SBM will supply, lease and operate a converted FPSO
The Fram field is located in United Kingdom continental Shelf (UKCS) including the Blocks 29/3c, 29/4c, 29/8a and 29/9c in the central North Sea, around 220 km east of Aberdeen, Scotland, UK, in a water depth of approximately 97 m.
These blocks are jointly owned by Shell and ExxonMobil with shared interest:
– Blocks 29/3c, 29/8a : Shell 28%, ExxonMobil 72%
– Blocks 29/4c, 29/9c: Shell 50%, ExxonMobil 50%
Shell will be the operator.
The Fram field is expected to produce during 25 years:
– 25 million Barrels (4 million cubic meters) of oil
– 420 billion scf (12 billion cubic meters) of gas
The Fram field will be developed via two sub-sea production well templates connected to a FPSO.
The FPSO will have facilities to treat the oil and gas production to export specifications.
The produced water will be disposed of via a single standalone produced water re-injection (PWrI) well tied-back to the FPSO with a dedicated flowline.
The oil will be exported via shuttle tanker, and the natural gas via a new 18 km pipeline connected to the existing Fulmar Gas Pipeline to the St. Fergus Gas terminal.

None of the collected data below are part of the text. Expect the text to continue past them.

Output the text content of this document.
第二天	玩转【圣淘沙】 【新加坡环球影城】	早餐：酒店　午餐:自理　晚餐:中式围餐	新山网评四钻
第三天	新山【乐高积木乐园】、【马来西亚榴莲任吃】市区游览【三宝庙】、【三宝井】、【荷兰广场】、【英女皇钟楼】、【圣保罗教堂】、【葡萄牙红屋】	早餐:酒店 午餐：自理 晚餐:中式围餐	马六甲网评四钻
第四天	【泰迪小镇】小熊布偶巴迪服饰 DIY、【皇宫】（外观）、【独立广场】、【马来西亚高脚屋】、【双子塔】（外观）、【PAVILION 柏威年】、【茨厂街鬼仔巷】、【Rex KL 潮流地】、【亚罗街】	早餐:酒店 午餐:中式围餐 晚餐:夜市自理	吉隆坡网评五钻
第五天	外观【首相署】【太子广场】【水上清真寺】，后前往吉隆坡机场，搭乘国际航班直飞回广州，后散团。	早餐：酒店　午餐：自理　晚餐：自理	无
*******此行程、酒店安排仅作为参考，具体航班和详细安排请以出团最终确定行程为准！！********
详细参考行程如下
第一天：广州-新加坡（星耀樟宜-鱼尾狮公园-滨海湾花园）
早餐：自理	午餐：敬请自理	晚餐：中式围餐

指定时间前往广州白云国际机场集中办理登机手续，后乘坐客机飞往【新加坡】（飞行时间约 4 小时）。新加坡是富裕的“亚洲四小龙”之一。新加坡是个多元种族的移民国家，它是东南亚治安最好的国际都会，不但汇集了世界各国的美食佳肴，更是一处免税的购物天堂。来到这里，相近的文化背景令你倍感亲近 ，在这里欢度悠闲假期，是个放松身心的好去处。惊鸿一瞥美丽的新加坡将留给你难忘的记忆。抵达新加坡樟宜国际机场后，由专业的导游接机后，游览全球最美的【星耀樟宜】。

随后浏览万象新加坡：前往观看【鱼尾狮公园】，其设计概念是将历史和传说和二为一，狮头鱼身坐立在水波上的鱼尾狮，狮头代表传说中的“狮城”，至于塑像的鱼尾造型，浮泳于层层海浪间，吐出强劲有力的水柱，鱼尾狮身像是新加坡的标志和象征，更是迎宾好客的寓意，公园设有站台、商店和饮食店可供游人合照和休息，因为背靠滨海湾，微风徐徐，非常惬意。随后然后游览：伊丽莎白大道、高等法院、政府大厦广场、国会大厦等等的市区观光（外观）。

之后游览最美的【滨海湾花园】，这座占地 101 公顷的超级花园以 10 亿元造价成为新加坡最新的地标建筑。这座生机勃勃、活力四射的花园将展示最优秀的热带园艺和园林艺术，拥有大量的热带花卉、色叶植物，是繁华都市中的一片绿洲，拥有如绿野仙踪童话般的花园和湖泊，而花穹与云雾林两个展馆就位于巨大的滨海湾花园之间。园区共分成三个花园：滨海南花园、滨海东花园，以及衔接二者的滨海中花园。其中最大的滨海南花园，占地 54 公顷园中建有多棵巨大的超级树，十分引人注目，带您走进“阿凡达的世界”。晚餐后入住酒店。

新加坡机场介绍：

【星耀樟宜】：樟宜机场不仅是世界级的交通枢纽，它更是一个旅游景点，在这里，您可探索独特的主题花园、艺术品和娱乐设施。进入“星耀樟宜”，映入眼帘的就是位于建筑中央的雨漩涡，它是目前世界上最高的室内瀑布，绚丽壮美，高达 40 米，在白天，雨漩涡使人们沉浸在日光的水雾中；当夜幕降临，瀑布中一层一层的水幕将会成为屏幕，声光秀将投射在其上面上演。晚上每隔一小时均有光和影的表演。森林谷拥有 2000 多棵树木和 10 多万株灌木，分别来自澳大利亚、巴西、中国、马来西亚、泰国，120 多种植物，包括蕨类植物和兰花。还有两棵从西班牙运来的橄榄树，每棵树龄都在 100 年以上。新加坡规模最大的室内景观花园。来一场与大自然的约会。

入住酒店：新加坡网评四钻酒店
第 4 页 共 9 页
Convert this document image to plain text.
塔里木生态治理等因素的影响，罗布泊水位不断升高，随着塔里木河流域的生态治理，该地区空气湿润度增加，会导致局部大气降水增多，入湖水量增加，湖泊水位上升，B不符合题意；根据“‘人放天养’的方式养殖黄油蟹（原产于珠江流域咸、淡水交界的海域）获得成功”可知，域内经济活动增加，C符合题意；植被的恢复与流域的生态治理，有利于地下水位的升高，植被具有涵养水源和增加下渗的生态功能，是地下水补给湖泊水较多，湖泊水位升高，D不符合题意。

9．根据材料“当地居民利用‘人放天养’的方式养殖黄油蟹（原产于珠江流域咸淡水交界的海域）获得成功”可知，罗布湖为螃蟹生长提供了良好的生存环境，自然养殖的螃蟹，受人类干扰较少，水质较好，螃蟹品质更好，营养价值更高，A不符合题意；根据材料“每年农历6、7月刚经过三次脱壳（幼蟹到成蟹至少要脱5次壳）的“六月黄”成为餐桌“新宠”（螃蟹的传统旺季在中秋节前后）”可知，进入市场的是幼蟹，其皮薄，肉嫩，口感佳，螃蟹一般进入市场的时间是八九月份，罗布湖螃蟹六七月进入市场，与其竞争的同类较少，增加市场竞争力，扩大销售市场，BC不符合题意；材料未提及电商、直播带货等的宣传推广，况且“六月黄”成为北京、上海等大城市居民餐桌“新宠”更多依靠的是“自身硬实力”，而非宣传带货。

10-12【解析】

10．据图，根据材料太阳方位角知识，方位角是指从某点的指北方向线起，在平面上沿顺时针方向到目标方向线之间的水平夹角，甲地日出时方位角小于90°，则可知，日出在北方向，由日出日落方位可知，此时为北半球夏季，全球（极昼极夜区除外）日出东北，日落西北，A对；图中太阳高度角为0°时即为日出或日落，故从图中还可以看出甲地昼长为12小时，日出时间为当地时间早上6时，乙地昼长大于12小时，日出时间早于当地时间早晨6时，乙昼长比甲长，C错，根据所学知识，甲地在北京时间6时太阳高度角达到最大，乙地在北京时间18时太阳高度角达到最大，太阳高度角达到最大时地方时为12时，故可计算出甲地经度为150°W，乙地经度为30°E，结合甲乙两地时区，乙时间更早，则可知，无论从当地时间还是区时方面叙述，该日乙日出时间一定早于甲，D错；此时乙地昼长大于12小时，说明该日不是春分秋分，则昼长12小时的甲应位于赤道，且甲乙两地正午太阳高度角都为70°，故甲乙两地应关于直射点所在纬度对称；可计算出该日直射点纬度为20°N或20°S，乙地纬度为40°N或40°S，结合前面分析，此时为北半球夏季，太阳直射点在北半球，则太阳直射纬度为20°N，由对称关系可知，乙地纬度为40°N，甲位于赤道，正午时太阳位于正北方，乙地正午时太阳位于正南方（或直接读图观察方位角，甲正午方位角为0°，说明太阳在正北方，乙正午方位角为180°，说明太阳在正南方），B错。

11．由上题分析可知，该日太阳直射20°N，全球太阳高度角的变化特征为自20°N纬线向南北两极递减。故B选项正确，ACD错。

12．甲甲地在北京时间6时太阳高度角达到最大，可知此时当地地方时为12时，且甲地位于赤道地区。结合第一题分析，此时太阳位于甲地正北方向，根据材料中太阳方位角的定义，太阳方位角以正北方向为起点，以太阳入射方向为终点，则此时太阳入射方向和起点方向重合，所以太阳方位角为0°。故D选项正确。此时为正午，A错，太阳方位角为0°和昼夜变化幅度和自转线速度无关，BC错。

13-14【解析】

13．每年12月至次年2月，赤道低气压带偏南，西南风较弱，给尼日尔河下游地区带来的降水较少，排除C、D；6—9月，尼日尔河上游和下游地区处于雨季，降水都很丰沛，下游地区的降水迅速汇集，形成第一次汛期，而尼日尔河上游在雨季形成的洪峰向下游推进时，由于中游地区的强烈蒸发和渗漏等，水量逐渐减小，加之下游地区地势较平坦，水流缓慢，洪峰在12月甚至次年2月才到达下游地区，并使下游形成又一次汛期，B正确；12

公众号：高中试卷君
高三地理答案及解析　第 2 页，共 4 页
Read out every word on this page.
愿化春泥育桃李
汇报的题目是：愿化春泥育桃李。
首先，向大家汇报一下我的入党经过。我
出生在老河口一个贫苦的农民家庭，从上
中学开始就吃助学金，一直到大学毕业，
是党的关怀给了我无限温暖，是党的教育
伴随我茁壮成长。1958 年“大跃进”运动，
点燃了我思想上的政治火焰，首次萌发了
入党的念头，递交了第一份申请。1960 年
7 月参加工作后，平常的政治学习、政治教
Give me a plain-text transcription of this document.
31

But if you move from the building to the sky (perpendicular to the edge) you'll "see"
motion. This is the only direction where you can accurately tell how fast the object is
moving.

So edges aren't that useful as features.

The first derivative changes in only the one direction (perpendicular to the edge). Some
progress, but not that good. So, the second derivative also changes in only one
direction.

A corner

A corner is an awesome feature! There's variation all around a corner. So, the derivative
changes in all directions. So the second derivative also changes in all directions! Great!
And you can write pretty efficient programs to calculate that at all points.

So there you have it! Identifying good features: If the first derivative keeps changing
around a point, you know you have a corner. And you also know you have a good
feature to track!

The Fram Project will include:
– Eight subsea production wells located at two drilling centers (DC East and DC West)
– Integrated interconnection flowlines between the two drilling centers
– Two towhead manifolds (one at each drilling center)
– Two midline structures.
– The FPSO
The FPSO processing facilities will be designed to treat at peak:
– 18,000 b/d (2,918 cubic meter per day) of oil
– 180 million cf/d (5,19 million cubic meters per day) of gas
Shell and SBM signed a Letter of Interim Award (LOIA)
In March 2012, Shell and SBM Offshore had signed a first Enterprise Framework Agreement (EFA) for a period of five years with the option of further five years extension for the supply, lease and operate globally a medium size FPSO.
In June 2012, Shell and SBM signed a Letter of Interim Award (LOIA) to allow SBM to start engineering, procurement and construction (EPC) of the FPSO in the meantime of Shell and ExxonMobil to make the final investment decision (FID).
SBM is planning to develop the Fram FPSO on a converted Aframax type tanker.
This FPSO will incorporate:
– An internal turret
– The mooring system
– The oil and gad treatment facilities
– The oil and gas offloading system to the shuttle tankers for the oil and to the Fulmar gas pipeline for the natural gas.
– The water injection equipment
SBM Offshore in brief
SBM Offshore is a leader in floating production and mooring systems, in production operations and in terminals and services.
SBM provides floating production solutions through the entire product lifecycle, from engineering, procurement and construction (EPC), installation, operation and relocation.
Since that time SBM has been involved in over 40 FPSO projects worldwide.
The leased production vessels currently includes 11 FPSO vessels in operation, with a further 3 under construction and 1 on standby.
With over 6,000 employees worldwide, SBM booked a record $ 16.9 billion orders in 2011 in a context where the demand for FPSOs will remain strong over the next few years.
To meet this growing demand SBM aligned seven new execution centers to ensure their full responsibility and accountability for their individual performance and for delivering improvements in project management and execution.
The increasing size and complexity of FPSOs underpins demand for SBM’s technical expertise and strategic partnerships to help finance the continuing growth of the lease fleet, and to develop the local content component of FPSO projects.
Shell and ExxonMobil are targeting the SBM FPSO to be completed on the forth quarter, 2014 with oil and gas production to reach its peak in 2015 and then to deplete according to Hubbert’s bell curves.